Data center workloads just got faster. A new GPU has surfaced with a 20 percent performance boost in AI training tasks compared to its predecessor, though whether that translates into real-world cooling savings is still unclear.
The chip, codenamed Blackridge, is the latest evolution of a long-running family known for pushing boundaries in floating-point math. Its core design shifts focus from raw clock speeds to more efficient parallel execution, a move that could reshape how AI clusters are built—but also raises questions about whether power budgets will need to be rethought.
Blackridge’s performance leap is most noticeable in mixed-precision training scenarios, where it delivers 20 percent better throughput than the previous generation. Under the hood, its CUDA cores now run at a base clock of 1.8 GHz with a boost capability up to 2.5 GHz, though sustained boosts are likely to be limited by thermal constraints in dense server racks.

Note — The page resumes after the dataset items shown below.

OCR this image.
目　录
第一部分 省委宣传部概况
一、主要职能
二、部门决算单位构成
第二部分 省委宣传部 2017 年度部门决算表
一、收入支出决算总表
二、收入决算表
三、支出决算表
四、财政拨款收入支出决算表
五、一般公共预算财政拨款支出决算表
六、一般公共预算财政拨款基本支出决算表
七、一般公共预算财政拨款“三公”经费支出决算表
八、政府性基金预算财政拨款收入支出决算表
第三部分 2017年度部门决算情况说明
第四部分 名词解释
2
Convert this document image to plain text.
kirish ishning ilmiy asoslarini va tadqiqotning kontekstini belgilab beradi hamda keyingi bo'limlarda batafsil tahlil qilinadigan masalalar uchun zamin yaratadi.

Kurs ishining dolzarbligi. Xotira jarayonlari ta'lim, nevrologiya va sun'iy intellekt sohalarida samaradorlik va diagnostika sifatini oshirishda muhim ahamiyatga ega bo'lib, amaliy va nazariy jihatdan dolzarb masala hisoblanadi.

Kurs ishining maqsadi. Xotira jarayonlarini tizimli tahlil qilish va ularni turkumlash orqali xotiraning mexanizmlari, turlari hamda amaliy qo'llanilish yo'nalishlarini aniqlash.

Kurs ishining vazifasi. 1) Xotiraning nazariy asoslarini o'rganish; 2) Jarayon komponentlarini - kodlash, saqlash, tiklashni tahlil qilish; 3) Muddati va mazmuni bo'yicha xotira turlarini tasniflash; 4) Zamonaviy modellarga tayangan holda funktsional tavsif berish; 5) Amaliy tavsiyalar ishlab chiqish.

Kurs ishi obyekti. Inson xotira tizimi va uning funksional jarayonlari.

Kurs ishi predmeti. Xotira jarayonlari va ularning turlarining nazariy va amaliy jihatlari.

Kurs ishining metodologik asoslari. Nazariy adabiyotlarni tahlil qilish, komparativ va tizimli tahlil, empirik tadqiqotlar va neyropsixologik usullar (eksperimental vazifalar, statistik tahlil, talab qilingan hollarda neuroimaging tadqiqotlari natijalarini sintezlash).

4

- Performance: 20% faster AI training than predecessor
- CUDA cores: Base clock 1.8 GHz, boost up to 2.5 GHz
- Memory: 40 GB GDDR6X, 760 GB/s bandwidth
- TDP: 350W (estimated)
- Architecture: New instruction set for mixed-precision
The jump in memory capacity—from 24 GB to 40 GB GDDR6X—is a direct response to the growing needs of large-language model training, where batch sizes have swollen beyond what earlier chips could handle efficiently. But that extra bandwidth comes with a tradeoff: thermal output is estimated at 350 watts, up from 275 watts in the previous model. Whether data center operators will accept higher cooling costs for the performance gain remains an open question.
Blackridge’s instruction set introduces new mixed-precision ops that could further improve efficiency, but early benchmarks suggest these features may not fully offset the power draw in real-world deployments. The chip is expected to ship in volume later this year, though pricing has not been confirmed.